Video CD & MPEG

buzert wrote on 8/23/2001, 4:42 PM
I want my final project to be a video cd.When i use vagas video to edit i can save file as mpeg vcd but the video is blocky not very good rendering.It renders at 1123kbs kinda low so i try to move it to 1856kbs (the only other choice it gives)it renders but when i play file on computer it freezes sound goes but vid stops or jumps. Iv got a p3 933 with 512meg of ram so speed not it. I have done mpeg as hight as 2.5meg & works fine using a program called TMPEG.So you ask why not use that well once i got my editing all done i must save as somthing and all avi compresers that vages suports SUCK.So if i go uncompressed avi then 2.5min of vid is 1.4gigs. Also i am able to catch my vid as mpeg but have you tryed to edit mpeg with vages its jumpy & very hard to work with.

Comments

Cheesehole wrote on 8/27/2001, 8:04 PM
I've accepted that there will always be a compromise in quality when using the 'included' compressors in Vegas, but the MPEG compressor that comes with Vegas is too high of a compromise in my opinion. It is really poor. Many people won't use the MPEG feature of Vegas so I think the solution is to have a fully featured ADD-ON mpeg compressor with ALL the features and quality of TMPGEnc (which is free by the way...)

I'd pay for that.

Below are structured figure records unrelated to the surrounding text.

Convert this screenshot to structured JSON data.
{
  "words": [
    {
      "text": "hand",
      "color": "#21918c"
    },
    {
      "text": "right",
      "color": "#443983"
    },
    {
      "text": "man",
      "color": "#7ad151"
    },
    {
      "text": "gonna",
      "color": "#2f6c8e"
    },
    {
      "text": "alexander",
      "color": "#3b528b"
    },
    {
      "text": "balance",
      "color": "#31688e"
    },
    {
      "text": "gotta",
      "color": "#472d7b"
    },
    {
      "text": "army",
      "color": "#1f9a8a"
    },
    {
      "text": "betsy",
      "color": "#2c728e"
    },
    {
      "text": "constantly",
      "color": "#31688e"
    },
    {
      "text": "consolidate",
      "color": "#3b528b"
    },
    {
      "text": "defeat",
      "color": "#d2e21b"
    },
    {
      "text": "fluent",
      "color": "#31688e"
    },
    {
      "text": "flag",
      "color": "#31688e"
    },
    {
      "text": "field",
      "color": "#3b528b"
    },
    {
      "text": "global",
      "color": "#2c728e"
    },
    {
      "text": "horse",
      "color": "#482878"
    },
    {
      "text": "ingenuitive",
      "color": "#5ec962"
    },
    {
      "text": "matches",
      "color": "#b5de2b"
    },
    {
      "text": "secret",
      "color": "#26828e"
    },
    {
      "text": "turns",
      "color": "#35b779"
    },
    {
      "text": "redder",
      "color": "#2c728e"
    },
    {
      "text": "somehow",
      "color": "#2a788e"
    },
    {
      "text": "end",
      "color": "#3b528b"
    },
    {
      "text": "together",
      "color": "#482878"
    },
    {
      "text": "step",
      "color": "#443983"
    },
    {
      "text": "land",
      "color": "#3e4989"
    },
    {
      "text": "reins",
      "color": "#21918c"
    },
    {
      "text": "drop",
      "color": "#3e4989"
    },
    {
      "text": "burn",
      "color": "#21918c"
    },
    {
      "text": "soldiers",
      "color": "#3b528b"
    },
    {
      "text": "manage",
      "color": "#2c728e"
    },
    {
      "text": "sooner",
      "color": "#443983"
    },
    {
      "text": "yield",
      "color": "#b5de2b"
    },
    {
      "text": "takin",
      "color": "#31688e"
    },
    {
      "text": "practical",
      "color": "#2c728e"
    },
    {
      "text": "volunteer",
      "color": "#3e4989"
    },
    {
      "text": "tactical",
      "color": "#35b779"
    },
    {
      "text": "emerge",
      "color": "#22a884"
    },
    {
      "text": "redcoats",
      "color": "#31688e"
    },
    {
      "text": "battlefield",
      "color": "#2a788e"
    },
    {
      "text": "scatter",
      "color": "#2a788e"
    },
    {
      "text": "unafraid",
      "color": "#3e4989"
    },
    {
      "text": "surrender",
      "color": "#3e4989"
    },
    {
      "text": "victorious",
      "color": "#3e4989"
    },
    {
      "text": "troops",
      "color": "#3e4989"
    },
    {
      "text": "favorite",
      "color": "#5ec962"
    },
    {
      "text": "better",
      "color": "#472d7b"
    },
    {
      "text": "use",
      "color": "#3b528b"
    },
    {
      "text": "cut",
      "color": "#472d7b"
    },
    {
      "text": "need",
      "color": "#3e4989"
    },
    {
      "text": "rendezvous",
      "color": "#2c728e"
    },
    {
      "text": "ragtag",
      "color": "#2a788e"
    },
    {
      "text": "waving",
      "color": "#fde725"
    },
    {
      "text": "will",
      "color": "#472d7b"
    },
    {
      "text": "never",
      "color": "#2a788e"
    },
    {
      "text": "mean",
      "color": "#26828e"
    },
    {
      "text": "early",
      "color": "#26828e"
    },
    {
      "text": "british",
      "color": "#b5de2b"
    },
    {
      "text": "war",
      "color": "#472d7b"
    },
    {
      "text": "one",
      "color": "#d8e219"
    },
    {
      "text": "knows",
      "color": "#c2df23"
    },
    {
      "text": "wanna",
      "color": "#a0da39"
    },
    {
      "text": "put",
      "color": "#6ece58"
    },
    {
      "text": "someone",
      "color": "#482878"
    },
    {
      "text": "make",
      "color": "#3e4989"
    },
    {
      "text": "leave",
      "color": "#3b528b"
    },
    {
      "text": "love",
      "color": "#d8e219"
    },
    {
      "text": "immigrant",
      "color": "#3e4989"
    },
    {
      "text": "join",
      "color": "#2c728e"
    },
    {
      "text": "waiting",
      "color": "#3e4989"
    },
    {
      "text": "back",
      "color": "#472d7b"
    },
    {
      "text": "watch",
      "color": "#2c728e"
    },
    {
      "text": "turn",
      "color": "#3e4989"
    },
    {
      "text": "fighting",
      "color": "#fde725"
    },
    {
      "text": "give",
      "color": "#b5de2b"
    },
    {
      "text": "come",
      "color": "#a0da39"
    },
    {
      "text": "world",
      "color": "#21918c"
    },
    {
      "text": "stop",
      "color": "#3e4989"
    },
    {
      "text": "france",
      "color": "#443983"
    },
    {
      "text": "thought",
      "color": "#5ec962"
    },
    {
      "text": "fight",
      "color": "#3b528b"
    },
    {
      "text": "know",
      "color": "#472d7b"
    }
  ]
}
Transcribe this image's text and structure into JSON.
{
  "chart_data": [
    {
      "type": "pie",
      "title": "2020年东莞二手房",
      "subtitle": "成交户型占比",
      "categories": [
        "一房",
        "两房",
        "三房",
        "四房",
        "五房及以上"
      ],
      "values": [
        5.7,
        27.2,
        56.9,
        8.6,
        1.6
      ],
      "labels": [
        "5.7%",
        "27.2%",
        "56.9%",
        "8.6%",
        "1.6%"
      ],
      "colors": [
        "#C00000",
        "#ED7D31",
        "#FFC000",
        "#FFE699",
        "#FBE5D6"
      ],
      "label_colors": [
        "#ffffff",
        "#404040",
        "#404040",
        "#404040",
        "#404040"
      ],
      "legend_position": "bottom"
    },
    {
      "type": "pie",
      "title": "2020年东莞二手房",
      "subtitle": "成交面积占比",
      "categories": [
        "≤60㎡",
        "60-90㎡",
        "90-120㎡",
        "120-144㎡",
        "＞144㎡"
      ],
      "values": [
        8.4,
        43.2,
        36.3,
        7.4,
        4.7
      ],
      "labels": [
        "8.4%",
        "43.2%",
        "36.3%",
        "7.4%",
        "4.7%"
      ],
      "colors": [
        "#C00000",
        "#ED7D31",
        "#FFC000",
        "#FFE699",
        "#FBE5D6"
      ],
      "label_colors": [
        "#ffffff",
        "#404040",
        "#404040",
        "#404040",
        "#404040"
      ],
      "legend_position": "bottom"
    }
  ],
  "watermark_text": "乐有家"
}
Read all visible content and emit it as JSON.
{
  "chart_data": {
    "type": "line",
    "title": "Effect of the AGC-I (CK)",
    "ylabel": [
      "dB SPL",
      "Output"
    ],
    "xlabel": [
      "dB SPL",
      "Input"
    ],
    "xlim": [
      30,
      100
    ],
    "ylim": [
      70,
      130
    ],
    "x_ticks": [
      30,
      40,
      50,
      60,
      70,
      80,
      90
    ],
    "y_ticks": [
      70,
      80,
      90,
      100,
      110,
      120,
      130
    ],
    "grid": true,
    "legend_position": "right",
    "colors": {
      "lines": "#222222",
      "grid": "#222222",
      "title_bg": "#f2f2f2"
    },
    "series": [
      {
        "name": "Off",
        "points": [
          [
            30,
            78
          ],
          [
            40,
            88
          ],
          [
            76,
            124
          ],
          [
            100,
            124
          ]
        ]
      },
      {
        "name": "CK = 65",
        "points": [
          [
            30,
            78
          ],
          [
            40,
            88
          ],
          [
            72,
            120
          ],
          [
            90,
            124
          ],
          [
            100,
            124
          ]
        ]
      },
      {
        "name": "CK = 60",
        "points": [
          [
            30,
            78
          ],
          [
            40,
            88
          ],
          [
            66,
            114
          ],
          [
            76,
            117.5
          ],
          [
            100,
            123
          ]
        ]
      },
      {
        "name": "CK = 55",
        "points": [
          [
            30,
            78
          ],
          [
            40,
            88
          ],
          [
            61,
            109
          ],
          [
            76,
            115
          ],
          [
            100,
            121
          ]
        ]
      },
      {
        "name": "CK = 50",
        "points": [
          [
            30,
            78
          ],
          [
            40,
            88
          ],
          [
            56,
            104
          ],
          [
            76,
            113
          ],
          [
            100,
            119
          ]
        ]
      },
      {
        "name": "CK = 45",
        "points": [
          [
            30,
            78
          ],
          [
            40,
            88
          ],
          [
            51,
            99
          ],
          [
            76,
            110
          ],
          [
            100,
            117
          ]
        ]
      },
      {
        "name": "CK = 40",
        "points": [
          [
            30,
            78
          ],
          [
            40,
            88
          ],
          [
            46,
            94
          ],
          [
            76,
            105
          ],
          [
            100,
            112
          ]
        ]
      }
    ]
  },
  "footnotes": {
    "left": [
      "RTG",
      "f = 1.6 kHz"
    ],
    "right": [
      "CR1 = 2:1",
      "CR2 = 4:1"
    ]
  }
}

Now that DVD burners are so cheap, MPEG-2 is much more important and Vegas would kick ass if it could integrate some specialized MPEG features into the timeline... like frame level markers representing forced I-frames.

To answer the question, rendering to DV is a good way to get footage out of Vegas and ready for re-compression by a good MPEG compressor like TMPGEnc.